Move back, then. Put the gloves down. The unfairly maligned still deserve us. The weird thing. The sincere thing. The thing your cool friend mocked because it had too much suburb in it. The broad joke. The power ballad. The emotional support beverage. The local ad. The mall. The chain restaurant. The B-movie with a tiny budget and a huge commitment to the bit. The popular thing everyone dismissed because ordinary people got there first. Those cases still matter.

They matter because lazy contempt is cheap, and cheap contempt has ruined a lot of good rooms. But accuracy matters too. The goal is not to defend the indefensible until the word loses shape. The goal is to separate the unfair verdict from the fair one. To know when the crowd got lazy, and when the crowd actually saw the smoke. To know when a thing deserves a second look, and when the second look only confirms the first grim little squint.

That judgment will not always be clean. It should not be. A living person has mixed shelves. You can keep the song and throw out the mythology. Keep the joke and reject the pattern. Keep the memory and decline the movement. Keep the casserole and skip the sermon. Keep the childhood glow while admitting the grown-up evidence has a point.

Messy? Yes. Human taste usually is. The cleaner story would be easier: defend everything weird, reject everything rotten, never confuse the two. Lovely. Put it on a tea towel. Real life does not work that neatly. Things come tangled. A favorite has a dent. A villain made one good point. A beloved artifact carries a stain. A stupid thing turns out to be useful. A respectable thing turns out to be hollow. A person can miss something and still know not to bring it back. That last sentence does a lot of work.

You can miss something and still not defend it. That may be the mature position nobody puts on merch. Nostalgia does not get unlimited diplomatic immunity. Affection does not erase evidence. A laugh from twenty years ago does not obligate a closing argument today. The past can be loved, mourned, teased, archived, forgiven, or left alone. It does not automatically get representation.

There is mercy in leaving some things unrescued. Mercy for yourself, mostly. You do not have to spend your life dragging every old affection through the present, washing it, dressing it, handing it index cards, and asking it to explain itself under fluorescent lights.

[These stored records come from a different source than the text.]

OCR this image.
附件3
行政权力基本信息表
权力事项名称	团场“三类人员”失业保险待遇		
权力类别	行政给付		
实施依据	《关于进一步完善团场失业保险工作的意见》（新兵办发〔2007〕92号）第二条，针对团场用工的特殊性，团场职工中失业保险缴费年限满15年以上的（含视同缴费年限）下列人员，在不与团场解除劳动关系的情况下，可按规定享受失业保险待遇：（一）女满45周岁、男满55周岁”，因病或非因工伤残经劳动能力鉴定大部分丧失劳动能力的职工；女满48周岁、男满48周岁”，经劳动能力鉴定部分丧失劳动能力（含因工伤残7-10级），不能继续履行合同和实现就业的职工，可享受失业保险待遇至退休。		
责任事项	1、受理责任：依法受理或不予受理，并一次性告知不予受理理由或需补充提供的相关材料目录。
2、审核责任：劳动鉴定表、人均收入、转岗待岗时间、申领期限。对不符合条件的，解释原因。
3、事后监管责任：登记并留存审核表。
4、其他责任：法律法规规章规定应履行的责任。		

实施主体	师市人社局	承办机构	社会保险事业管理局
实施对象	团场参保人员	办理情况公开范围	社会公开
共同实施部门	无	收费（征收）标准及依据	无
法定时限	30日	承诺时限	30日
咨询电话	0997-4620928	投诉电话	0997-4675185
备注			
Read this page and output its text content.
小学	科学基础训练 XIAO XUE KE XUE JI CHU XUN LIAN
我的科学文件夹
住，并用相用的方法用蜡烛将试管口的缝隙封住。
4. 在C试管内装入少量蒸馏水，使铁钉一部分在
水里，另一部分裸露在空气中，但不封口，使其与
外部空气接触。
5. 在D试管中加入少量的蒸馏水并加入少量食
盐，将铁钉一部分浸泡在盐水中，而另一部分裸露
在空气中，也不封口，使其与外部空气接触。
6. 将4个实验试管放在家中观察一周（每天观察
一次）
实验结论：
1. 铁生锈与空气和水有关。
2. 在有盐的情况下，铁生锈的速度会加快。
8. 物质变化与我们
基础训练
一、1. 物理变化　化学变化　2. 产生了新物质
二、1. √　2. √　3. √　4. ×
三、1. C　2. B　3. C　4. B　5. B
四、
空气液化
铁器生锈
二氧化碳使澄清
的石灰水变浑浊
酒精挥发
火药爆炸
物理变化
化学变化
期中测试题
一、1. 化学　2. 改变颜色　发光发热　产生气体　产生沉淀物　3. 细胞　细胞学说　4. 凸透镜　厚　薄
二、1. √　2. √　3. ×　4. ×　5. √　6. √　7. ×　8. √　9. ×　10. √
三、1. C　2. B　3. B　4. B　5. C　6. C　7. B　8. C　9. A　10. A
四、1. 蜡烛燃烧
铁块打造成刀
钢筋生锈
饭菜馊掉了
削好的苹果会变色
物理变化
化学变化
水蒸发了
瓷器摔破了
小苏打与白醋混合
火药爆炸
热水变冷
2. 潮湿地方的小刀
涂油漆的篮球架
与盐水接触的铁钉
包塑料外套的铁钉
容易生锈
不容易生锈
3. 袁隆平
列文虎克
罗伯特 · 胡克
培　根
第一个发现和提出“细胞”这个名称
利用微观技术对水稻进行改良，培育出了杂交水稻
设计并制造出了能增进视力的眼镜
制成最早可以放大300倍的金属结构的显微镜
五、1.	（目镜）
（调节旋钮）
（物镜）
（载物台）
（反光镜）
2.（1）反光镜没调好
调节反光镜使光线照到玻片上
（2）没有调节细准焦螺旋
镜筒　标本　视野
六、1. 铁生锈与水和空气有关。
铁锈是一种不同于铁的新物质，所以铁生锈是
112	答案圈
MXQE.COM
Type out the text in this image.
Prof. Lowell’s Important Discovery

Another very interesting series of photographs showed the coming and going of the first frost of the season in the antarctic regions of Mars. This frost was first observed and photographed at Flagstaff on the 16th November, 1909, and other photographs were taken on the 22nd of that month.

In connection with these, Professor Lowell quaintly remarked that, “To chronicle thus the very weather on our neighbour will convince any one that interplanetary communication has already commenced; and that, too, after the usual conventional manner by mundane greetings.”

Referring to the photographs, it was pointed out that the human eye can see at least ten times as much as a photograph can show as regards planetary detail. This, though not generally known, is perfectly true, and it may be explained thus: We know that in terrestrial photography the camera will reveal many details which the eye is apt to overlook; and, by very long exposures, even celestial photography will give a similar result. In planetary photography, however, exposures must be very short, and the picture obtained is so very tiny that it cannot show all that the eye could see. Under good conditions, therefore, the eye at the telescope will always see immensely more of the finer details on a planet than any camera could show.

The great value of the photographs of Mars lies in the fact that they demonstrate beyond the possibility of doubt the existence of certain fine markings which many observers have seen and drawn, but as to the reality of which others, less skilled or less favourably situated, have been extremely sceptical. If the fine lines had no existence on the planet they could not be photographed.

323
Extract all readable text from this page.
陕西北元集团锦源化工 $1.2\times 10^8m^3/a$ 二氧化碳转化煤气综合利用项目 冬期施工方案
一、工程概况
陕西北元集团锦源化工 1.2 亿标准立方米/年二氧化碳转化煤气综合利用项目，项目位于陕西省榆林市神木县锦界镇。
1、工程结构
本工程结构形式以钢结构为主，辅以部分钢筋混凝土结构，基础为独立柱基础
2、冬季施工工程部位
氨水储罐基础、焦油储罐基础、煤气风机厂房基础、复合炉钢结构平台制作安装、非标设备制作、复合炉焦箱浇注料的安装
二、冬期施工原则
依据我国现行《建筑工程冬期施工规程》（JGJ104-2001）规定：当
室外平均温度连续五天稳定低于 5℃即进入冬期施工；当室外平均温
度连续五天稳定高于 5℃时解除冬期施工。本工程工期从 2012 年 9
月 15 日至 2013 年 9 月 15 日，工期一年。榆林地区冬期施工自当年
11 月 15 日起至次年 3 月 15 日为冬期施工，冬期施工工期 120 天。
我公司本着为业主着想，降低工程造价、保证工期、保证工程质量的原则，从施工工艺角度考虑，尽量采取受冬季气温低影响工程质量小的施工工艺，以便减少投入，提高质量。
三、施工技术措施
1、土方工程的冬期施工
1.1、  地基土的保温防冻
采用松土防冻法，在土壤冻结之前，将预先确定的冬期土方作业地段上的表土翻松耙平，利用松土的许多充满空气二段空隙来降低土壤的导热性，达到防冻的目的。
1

Let the cabinet stay locked. The cabinet is not shame. The cabinet is order. It holds the things you do not need to revisit, the things that did their strange little job once and should not be invited to the reunion, the things that might have been funny in a specific year under specific lighting with specific people and a lower collective standard for consequences. Fine. Thank you for your service. Please remain boxed.

Knowing when not to defend is not cynicism. Cynicism would say nothing deserves defense. Snobbery would say only respectable things deserve defense. Reflexive contrarianism would say everything hated deserves a cape. Discernment says: case by case. That is less flashy. It is also harder.

Case by case means you cannot hide inside a brand position. You cannot say, "I defend the unpopular," and call that a worldview. You have to look. You have to listen. You have to admit when the evidence ruins your bit. You have to stop yourself before the raccoon grabs the ladle and starts stirring because the room gave you an opening. Tempting, though. Very tempting.

The best defenses do not rescue everything. They rescue the part worth rescuing. Sometimes that is the craft. Sometimes the feeling. Sometimes the audience. Sometimes the social function. Sometimes the joke underneath the bad reputation. Sometimes the human need the thing met before somebody with better shoes declared it embarrassing. And sometimes there is no part worth rescuing. No craft. No charm. No misunderstood heart. No unfairly mocked audience. No useful context. No hidden load-bearing beam. Just a tire fire with a marketing budget.

In those cases, silence can be the cleanest argument. Not timid silence. Not fearful silence. Not the kind that avoids a fight because dinner might get awkward. I mean the good silence. The briefcase silence. The professional nod. The look over the file, the long breath, the pen clicked closed.

We decline. No further witnesses. The defense rests.